Les Belles Ambitieuses : de tout temps, on sait ce qui a conduit les uns les autres aux plus hautes fonctions du pouvoir : l’argent, la politique, le sexe. De tout temps, on sait ce qui a provoqué la chute des plus influents : l’argent, la politique, le sexe. Voilà donc à la fois ce qui attire ou ce qui apeure. Peut-on réussir sans en passer par là ???
Traîner au lit avec une dame aimable est une sagesse : on n’y a besoin de rien ni de personne d’autre. C’est aussi une plénitude, c’est-à-dire un paradis.
Paris, années 70.
Amblard Blamont-Chauvry, polytechnicien, énarque est promis à une grande carrière. Descendant d’une famille puissante, son destin semble tout tracé. Autant que son ami Thierry d’Audignon, riche héritier. Blamont-Chauvry doit se résoudre à un beau mariage avec la jeune Isabelle Surgères, même s’il ne l’aime pas. Il faut savoir se sacrifier un peu pour nourrir ses ambitions et entretenir son statut social.
Nonobstant, le jeune homme en a décidé autrement. Ce qu’il souhaite avant tout : s’adonner à la paresse, l’oisiveté, la luxure, la gourmandise et autres plaisirs. Eh oui, c’est un jouisseur, pas nécessairement un « sauteur »… Un jouisseur. Et puis, il y a celle qu’il aime en secret, la jeune Coquelicot. Intrigante ? Peut-être… En tout cas, c’est elle qui éveille tous ses sens et qui anime les vaisseaux de son cœur. Et puis, il n’y aurait pas d’apprentissage efficient pour devenir le parfait égoïste gonflé d’orgueil comme de cynisme sans sa bonne marraine, la comtesse de Florensac qui tient salon dans les parages et lui prodiguera les meilleures leçons possibles pour nager dans ce « marigot doré » car c’est bien connu, même les crocodiles se dévorent entre eux.
À travers une époque, savamment retracée, celle des années post 68, en pleine période Pompidou, fin des Trente Glorieuses, Stéphane Hoffmann nous offre une peinture satirique d’une certaine société, celle des nantis, des héritiers – non des bourgeois bien trop vulgaires -, qui vivent nombre d’intrigues (qui ne sont pas sans rappeler celles des cours de nos ancêtres rois de France). D’ailleurs, l’essentiel de l’intrigue de ce roman cruel se déroule dans la bonne ville de Versailles, Paris manquant singulièrement de panache.
Au-delà, la thématique de l’ambition est le cœur même de cette proposition littéraire. Quand on est issus de là, que faire de sa vie ? Comment s’épanouir ? Doit-on être utile ? Peut-on être utile ? Être libre ? Faut-il être ambitieux ? Et comment s’y prend-on pour réussir à ne rien faire en donnant le sentiment de s’investir, d’être nécessaire et incontournable ?

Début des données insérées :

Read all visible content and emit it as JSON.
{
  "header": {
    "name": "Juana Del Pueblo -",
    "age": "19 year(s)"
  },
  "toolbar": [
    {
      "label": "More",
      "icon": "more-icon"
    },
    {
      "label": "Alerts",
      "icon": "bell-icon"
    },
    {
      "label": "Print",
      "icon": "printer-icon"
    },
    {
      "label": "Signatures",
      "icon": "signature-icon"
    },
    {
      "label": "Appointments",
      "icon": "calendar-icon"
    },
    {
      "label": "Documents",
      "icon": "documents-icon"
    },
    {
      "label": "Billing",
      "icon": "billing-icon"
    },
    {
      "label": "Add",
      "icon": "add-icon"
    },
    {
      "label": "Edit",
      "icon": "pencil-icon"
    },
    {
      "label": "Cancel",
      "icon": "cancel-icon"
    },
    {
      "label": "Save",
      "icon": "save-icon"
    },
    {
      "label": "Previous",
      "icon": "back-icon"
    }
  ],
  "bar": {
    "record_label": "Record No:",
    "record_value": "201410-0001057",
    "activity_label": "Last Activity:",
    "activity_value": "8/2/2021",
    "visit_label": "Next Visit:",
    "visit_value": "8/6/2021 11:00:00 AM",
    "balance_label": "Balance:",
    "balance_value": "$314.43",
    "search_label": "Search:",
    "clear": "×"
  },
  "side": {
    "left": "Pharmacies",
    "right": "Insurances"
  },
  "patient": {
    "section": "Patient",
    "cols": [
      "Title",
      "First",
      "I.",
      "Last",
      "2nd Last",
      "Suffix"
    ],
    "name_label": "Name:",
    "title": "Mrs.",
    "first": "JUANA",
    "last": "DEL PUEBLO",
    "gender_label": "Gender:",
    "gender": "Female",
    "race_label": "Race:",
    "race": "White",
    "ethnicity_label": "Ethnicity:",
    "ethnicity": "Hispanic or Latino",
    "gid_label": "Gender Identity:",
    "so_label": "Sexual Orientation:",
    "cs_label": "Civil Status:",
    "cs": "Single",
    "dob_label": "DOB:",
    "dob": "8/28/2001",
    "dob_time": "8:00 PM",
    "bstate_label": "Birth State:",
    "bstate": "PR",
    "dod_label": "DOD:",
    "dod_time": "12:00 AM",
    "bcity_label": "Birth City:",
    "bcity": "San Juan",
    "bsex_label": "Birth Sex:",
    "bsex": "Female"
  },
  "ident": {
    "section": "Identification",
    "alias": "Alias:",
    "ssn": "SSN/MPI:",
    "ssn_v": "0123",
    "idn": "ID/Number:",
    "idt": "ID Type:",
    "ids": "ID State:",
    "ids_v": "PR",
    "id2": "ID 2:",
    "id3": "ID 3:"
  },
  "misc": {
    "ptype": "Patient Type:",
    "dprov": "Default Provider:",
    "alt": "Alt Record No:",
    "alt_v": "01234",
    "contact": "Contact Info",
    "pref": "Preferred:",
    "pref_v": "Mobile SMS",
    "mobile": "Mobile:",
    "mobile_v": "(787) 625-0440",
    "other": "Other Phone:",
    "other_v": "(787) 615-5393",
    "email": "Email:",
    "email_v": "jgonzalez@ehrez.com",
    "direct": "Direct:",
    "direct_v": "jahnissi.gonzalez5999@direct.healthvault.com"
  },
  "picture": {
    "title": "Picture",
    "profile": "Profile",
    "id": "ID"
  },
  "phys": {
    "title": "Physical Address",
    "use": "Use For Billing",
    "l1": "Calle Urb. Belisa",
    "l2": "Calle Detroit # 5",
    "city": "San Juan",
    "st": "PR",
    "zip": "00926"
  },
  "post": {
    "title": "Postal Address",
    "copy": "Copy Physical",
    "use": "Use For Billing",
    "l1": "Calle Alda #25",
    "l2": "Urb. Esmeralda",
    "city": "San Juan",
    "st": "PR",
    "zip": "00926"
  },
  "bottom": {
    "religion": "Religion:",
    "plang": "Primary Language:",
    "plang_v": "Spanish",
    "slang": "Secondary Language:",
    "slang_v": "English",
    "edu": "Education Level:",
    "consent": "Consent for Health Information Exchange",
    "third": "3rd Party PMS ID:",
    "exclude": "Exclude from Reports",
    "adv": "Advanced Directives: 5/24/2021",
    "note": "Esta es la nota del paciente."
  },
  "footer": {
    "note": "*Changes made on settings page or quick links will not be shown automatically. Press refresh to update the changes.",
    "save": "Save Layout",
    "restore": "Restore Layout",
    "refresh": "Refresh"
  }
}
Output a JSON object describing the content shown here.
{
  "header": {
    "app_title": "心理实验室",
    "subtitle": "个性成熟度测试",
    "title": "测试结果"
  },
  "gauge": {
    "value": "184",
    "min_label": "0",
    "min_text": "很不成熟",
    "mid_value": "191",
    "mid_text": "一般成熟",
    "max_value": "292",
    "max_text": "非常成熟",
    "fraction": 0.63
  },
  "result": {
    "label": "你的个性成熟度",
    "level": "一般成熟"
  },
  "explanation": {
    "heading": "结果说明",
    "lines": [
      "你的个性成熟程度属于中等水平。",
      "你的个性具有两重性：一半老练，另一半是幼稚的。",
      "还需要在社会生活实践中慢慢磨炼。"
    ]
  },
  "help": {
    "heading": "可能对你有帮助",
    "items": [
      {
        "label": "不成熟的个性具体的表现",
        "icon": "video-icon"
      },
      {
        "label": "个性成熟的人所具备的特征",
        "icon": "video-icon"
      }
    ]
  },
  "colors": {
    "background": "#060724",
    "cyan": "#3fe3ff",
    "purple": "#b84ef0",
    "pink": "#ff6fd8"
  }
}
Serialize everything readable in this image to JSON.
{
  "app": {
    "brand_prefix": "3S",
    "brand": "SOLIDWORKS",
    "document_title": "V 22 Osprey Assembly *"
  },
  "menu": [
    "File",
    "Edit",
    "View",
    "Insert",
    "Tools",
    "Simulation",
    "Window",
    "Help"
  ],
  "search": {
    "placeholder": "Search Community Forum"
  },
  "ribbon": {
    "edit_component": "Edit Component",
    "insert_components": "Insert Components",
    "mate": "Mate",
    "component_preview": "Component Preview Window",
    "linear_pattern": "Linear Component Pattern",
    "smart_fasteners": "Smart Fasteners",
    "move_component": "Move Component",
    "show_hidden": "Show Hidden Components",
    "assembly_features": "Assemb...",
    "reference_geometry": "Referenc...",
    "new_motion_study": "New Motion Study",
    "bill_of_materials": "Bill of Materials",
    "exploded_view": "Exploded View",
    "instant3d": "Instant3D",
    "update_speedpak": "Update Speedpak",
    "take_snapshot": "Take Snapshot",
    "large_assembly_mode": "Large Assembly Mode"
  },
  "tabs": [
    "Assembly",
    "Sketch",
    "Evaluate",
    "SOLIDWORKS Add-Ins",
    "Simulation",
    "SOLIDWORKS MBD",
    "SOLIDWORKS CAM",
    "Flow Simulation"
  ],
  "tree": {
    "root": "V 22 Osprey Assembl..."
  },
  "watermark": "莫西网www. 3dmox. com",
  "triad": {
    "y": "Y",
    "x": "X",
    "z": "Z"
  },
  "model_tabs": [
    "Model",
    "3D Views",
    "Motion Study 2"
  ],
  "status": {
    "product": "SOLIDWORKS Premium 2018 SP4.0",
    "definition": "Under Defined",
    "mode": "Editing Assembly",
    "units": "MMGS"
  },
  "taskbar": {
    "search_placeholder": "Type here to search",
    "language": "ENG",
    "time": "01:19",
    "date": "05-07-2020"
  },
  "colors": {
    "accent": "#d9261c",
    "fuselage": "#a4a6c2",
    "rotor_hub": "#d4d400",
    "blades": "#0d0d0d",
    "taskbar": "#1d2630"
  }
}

Si les hommes sont – avec une redoutable efficacité – croqués, les femmes, ces Belles Ambitieuses, ne sont pas en reste. L’auteur leur réserve des portraits au scalpel. Si les petits marquis gonflés de testostérone croient les diriger, les maîtriser, les dominer, il n’en est rien. Ces dames savent utiliser leurs charmes pour mener leur barque. Et acquérir un statut social, se protéger du lendemain, s’assurer une sécurité n’est pas non plus impossible. Car ces petites marquises, souvent menacées par l’âge, maîtrisent parfaitement l’art de la manipulation, de la politique, de l’intrigue. Et qu’on ne les prenne pas pour des écervelées, elles peuvent s’avérer redoutables et venimeuses.
Roman élégant à l’humour mélancolique. C’est éblouissant de finesse. (de là où il est La Bruyère a dû se délecter)
Les belles ambitieuses un roman de Stéphane Hoffmann aux Éditions Albin Michel. 265 pages. Parution : 22 août 2018. 19,50 €.
Couverture : © Philippe Narcisse – Photo Stéphane Hoffmann – © David Ignaszewski
Lire un extrait ici.
Journaliste et critique littéraire, Stéphane Hoffmann publie Le Gouverneur distrait en 1989 et obtient le prix Nimier pour Château Bougon en 1991. Des filles qui dansent (2007) et Des garçons qui tremblent (2008) le consacrent comme un de nos plus brillants romanciers. Les autos tamponneuses, en 2011, confirment son succès. En 2016, il obtient le prix Jean Freustié pour Un enfant plein d’angoisse et très sage.